Nova Scotia Power officials said Canso now has a temporary power solution while crews work to restore the main lines. 

"We've been able to … supply power to a distribution line that feeds that area," said Neera Ritcey, a spokeswoman for Nova Scotia Power. She said a generator is being brought in as a backup by Thursday night.

Canso is a client of Nova Scotia Power and has its own utility to distribute the power it provides to a main transmission line. 

"We got through it," said Clarice Avery, who was without power until late Wednesday afternoon. 

Avery and her husband visited the temporary shelter set up the fire hall.

"Everybody who had a generator were also bringing food to the fire hall," she said.

Vince Cohoon, Canso's fire chief, said the locals are resourceful.

"We were here at the fire station when things happened," said Cohoon, whose home was also without power.

"It was just like dominoes, the tops of the lamppost poles were just snap, snap snap and wires dancing everywhere."

Cohoon said it was warm enough that the pipes didn't freeze, but it was the "most freezing rain we've ever seen in my time." 

While power in the community has been restored, there are a dozen homes still in the dark because of damage to their power mast poles, said Vernon Pitts, the Warden of the Municipality of Guysborough.

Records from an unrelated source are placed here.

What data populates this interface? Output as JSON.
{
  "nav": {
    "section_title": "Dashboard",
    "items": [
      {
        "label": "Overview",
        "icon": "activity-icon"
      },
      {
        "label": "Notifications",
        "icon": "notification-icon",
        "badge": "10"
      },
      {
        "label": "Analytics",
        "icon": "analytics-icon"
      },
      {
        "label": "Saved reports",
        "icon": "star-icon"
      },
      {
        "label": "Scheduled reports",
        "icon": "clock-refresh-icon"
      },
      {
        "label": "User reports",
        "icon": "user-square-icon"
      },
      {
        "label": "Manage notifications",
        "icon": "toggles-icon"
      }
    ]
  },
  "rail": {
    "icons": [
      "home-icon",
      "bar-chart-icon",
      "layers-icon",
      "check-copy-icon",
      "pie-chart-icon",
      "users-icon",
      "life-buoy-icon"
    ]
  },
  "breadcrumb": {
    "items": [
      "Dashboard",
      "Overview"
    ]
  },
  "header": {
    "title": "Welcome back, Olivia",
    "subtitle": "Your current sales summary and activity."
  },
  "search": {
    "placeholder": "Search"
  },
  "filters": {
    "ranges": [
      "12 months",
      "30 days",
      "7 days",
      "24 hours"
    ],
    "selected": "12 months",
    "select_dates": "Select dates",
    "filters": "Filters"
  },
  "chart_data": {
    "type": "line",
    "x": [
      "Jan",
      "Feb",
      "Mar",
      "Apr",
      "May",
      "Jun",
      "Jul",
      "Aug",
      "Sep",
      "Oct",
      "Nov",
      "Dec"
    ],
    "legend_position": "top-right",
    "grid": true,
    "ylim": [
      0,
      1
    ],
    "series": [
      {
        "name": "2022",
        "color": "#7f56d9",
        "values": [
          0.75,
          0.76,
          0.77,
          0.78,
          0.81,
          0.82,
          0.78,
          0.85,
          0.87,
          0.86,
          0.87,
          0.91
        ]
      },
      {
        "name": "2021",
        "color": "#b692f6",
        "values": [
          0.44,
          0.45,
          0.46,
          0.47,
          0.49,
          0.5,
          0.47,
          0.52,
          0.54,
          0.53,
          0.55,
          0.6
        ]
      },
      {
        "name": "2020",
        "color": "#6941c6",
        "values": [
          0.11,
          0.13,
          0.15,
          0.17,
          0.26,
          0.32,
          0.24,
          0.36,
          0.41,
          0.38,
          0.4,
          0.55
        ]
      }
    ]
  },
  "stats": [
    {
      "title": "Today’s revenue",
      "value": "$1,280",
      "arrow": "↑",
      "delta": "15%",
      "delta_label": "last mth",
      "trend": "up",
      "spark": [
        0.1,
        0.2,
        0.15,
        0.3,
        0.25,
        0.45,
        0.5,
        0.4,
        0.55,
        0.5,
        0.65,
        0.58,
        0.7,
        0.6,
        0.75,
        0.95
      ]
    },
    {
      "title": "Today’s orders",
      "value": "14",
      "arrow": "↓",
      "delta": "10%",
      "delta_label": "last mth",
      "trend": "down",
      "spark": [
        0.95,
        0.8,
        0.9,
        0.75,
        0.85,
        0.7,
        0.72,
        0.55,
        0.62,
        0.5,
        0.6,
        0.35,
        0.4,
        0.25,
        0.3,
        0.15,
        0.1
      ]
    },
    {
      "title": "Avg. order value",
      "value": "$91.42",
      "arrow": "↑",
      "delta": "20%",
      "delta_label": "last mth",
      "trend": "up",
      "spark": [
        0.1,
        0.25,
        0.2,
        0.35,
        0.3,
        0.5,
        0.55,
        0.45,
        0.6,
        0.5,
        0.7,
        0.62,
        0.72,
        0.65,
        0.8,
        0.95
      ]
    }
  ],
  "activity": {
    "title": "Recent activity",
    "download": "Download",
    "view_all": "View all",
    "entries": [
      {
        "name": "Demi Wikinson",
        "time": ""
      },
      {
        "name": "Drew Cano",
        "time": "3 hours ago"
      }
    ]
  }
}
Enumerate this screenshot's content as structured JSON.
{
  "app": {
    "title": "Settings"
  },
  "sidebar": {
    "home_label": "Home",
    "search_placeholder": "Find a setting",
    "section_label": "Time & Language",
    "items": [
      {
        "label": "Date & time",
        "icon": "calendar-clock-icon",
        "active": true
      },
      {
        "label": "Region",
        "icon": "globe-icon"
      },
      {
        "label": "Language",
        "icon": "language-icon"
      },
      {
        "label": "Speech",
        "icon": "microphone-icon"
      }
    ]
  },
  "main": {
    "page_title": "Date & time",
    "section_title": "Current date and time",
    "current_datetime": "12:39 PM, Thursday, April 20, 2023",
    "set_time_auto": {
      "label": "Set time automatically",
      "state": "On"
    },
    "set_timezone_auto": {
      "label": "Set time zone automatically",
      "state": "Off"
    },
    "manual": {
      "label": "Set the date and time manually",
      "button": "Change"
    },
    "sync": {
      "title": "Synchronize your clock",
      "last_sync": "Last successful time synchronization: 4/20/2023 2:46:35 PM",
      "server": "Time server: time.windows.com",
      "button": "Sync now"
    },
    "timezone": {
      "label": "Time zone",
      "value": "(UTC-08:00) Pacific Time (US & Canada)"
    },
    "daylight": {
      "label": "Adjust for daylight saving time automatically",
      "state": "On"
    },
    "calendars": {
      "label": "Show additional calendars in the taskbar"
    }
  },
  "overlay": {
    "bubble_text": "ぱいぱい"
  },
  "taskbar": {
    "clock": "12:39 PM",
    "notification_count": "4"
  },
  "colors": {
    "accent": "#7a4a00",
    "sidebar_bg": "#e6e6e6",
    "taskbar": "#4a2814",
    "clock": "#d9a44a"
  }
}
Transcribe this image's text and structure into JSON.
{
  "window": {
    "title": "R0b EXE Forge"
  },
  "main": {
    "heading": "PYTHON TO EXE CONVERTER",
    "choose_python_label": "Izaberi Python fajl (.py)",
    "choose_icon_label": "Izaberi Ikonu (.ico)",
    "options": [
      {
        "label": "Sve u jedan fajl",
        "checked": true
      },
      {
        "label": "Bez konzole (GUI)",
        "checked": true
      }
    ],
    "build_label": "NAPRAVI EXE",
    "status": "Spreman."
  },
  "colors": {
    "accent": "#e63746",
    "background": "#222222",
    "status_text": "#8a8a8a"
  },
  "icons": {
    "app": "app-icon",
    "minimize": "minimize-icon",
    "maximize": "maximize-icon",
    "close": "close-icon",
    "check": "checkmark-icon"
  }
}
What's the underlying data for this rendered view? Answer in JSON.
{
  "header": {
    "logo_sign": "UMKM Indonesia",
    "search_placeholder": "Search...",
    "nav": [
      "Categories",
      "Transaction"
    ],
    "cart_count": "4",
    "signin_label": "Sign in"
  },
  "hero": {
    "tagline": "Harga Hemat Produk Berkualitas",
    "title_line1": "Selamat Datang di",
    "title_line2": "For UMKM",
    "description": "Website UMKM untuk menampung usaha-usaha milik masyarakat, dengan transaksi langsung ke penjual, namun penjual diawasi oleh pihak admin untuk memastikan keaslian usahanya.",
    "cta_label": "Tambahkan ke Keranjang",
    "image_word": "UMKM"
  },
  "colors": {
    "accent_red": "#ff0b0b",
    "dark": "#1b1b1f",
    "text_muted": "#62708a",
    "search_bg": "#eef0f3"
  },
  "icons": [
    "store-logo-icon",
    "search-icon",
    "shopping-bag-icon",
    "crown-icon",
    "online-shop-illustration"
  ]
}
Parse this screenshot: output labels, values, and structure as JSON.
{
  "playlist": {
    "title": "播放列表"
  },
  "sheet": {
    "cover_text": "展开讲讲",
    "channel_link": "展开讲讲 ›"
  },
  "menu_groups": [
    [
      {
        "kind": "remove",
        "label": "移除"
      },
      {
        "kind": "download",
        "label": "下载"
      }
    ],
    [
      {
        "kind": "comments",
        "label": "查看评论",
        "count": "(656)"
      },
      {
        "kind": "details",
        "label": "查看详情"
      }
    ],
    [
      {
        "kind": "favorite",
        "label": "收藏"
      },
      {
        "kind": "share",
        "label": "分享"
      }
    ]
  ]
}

Once homeowners repair these power mast poles at their own expense, they too can reconnect their power.

Ritcey said Canso's utility and Nova Scotia Power are working to repair the regular power lines and transmission, which should be restored by Sunday.

Pitts said the temporary solution in Canso means there isn't as much power to go around as they usually need — so he's asking people to use only what they need.

"As long as the power doesn't go off again, we're OK," said Avery.